Stories, reading, and my mom.

I never remember my mom reading books, and yet I think she would if she had the time. Often she worked all day, had a second job, helped us with our homework, made our meals, cleaned the house. As many moms out there know, it is a thankless job, and yet I never remember my mom complaining. She stayed up all hours of the night for months to make our Christmas presents so that we would have something to unwrap under the tree. I did not know that at the time, and yet thinking back on the gifts she made for us I know the countless hours it took for her to pull it all off. If she was purchasing the gift she would put it on layaway months and months in advance and diligently go and pay a little more each week until it was finally paid off. This was before she had a credit card so it was the only way she was ever able to get gifts under the tree.

She was the epitome of stretching things to make ends meet. While I never saw her reading books, I always saw her studying the Bible, our church books, and praying. She read those periodicals voraciously. She was adamant that we all read well and, while I do not remember when I started to read, I rarely got in trouble for staying up to read with the flashlight. She must have known that one day I would figure out that I could either get sleep and feel rested or not and pay for it the next day.

While I do not remember my mom pushing me to read, I think she gently encouraged reading and knew I escaped into a book often as a kid. My home life was not the greatest place, and somehow I would jump into the plot of a book, and I could transport myself into a whole different realm. We were her guinea pigs while she was getting her Masters degree in Education. We would read excerpts and have to answer questions and I absolutely HATED the reading comprehension tests she made us take for her classwork. I hated it just as much on the SATs. I like reading, but I hated regurgitating it later with a list of questions.

As I think about storytelling, reading, and the passion I have for stories, I have a smile on my face. My brother-in-law makes up stories for my 2 month old niece and I know that she will have the adventure of story in her life. While I will not make her take practice reading comprehension tests, I know she will carry on the tradition of voraciously reading, like her mom and my mom. Stories let us live an entirely different life, if even for just a few moments.

My mom was a badass. I only wish she knew it. Maybe she did, I will never know.

Making sense of the world

We tell the stories of our lives to remember, laugh, and ponder where we have been and where we are going. We learn from each other, grow, and try not to make the same mistakes. Stories enrich us. We hear how someone else moves about the world, how they interact with their family and friends, and how they endure the good times and the bad. We laugh with them, we cry with them, and we relate in ways we sometimes cannot imagine.

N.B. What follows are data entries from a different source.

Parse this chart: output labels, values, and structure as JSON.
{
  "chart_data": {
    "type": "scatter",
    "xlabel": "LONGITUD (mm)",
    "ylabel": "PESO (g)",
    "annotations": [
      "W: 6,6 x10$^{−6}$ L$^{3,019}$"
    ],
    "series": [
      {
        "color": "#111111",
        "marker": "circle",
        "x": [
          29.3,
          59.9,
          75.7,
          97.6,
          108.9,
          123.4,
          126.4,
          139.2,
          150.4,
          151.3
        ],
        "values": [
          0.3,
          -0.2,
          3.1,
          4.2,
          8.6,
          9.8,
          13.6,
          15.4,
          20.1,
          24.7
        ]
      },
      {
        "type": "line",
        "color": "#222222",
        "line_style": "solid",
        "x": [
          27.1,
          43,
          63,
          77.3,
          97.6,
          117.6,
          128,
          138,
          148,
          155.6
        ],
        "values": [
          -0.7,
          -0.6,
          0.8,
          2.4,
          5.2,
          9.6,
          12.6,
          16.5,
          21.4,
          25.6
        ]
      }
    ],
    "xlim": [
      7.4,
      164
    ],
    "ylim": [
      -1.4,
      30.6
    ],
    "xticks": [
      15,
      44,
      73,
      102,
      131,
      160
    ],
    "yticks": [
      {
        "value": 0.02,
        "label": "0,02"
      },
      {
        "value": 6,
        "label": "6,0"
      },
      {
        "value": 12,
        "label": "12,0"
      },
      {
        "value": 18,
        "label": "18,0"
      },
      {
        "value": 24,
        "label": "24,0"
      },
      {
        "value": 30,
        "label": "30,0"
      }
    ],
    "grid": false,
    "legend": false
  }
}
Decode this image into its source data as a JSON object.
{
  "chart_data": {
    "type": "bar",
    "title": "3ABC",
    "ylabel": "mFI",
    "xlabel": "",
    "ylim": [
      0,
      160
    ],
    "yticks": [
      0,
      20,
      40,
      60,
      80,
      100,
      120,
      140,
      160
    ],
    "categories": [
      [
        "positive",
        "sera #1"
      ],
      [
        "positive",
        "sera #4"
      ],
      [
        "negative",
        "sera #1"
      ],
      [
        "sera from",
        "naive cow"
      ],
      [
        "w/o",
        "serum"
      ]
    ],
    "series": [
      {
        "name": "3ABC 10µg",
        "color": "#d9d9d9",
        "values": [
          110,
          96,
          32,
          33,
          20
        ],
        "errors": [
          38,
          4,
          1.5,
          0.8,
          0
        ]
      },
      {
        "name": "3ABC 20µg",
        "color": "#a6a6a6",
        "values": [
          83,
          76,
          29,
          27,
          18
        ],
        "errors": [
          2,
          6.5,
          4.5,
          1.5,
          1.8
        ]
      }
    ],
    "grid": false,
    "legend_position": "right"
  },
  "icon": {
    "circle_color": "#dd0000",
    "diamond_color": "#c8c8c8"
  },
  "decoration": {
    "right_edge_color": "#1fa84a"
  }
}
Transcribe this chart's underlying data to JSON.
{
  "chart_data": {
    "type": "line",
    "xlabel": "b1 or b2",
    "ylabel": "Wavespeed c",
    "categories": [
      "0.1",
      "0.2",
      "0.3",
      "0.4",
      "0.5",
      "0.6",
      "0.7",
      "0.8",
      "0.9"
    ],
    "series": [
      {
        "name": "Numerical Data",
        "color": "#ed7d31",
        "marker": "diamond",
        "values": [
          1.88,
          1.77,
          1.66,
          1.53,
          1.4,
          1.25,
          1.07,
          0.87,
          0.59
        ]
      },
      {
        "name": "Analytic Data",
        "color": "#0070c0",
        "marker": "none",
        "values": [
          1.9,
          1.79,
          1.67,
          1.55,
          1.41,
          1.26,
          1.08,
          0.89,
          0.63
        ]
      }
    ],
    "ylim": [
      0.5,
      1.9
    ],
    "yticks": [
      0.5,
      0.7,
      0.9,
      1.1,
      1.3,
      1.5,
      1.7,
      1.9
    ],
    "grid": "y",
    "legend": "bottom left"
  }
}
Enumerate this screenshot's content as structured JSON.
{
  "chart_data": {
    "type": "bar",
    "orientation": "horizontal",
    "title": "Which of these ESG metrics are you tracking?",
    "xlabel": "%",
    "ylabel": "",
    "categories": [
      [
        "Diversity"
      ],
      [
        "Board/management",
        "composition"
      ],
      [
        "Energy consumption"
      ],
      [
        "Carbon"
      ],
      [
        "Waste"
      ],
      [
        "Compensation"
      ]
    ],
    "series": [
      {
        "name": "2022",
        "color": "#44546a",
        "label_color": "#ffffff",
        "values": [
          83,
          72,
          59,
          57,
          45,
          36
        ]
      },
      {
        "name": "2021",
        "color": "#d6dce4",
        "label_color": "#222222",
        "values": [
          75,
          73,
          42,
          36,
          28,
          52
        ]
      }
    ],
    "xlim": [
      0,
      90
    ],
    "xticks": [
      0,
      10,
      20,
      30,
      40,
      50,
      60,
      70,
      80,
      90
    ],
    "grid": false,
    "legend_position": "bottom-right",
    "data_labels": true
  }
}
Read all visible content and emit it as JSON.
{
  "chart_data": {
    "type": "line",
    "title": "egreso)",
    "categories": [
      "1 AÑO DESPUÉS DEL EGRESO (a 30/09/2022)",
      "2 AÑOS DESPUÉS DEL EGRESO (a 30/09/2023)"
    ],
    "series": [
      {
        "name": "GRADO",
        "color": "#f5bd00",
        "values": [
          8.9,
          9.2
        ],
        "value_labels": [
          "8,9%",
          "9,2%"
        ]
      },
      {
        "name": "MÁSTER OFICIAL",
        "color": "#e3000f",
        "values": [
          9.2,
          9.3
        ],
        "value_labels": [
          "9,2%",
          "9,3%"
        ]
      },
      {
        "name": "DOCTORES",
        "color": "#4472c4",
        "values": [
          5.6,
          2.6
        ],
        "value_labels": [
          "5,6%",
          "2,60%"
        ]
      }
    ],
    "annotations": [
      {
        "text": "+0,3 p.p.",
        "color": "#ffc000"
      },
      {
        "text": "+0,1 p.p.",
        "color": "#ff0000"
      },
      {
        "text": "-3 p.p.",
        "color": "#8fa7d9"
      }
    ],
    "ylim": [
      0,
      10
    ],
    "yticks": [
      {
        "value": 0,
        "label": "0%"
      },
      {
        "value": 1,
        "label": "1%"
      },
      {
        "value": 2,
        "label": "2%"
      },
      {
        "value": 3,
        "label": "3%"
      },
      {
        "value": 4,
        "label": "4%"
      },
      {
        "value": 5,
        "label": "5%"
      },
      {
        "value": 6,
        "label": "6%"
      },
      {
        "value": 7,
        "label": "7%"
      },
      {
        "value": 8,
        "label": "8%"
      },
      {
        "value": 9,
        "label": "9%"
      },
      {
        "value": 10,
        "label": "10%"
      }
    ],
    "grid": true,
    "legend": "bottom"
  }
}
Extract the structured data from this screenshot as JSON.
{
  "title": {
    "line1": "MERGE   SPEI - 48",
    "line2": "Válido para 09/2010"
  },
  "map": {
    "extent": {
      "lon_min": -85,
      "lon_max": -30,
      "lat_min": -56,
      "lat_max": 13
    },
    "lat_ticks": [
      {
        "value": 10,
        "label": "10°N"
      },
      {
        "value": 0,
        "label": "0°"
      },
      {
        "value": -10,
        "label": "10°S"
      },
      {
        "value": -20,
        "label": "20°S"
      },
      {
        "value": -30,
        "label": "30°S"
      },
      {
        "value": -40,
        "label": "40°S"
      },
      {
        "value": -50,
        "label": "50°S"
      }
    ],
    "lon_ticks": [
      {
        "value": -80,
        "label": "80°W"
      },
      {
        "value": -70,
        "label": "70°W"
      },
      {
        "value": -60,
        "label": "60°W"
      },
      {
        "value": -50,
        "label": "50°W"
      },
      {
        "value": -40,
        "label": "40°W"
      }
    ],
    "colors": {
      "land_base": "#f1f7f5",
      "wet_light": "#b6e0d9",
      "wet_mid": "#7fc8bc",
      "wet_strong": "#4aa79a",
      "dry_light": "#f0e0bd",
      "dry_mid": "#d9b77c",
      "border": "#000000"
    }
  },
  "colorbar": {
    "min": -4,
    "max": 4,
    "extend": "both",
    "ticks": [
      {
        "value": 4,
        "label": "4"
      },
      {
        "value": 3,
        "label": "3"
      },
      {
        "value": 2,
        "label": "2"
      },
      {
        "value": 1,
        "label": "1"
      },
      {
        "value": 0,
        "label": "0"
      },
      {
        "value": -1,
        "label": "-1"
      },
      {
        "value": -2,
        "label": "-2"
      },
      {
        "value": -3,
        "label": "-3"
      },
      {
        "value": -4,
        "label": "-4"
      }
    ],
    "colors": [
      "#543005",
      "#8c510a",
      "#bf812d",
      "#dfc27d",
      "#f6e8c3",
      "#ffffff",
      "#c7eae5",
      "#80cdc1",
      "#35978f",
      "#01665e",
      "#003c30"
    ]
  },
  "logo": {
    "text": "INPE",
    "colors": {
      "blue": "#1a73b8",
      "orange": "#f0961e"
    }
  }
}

I just finished reading: “If It’s Not One Thing, It’s Your Mother” by Julia Sweeney. If you are not familiar with Julia, she was “It’s Pat” on Saturday Night Live. Her book is a memoir and heavily focuses on her experience adopting a daughter from China. She is a blunt and humorous writer. I appreciated reading her book. It is just raw, real, and to the point. Her comments about telling stories resonated with me:

“I think my urge to perform, and specifically to perform true stories from my own life, is my way of coping. Just like alcohol is for some people. But the storytelling urge is not particular to the Irish. It’s in everyone. In fact it’s how our brains, every single one of our brains–not particular to any ethnicity–makes sense of the world. We tell ourselves how it all went, how this happened and how that happened and how it could happen in the future.” page 238

Is that what storytelling is for each of us? A litany of events, dates, and experiences that we tell as we make sense of the world? Yes, and so much more. I often write to make sense of my world. As the words come out of my fingertips I often connect thoughts and ideas and have aha moments. I realize what bothers me, find solutions to problems, and feel gratitude for the good parts of my day.

For me looking back at my past, at the stories of my life, help me to better understand myself and how I tick. Since both of my parents have passed on, and my grandparents are gone, I am on my own to put the pieces of my past together. I have asked my sister or brother how they remember an event, and yet their memory is much different from my memory of a specific event. That makes sense, as we each look out from our own perspectives. Since I cannot call my mom up and ask her about my first words, or how I handled a specific event in my life, I have to rely on my own memories. They may be flawed or off from the actual details but in the end, it is still the story I remember that has molded me into who I am today. As biased as my perspective might be, the feelings I had in each experience shaped how I handled future events.

Our story, our view on the world, is how we make sense and process who we are. Keep telling your story.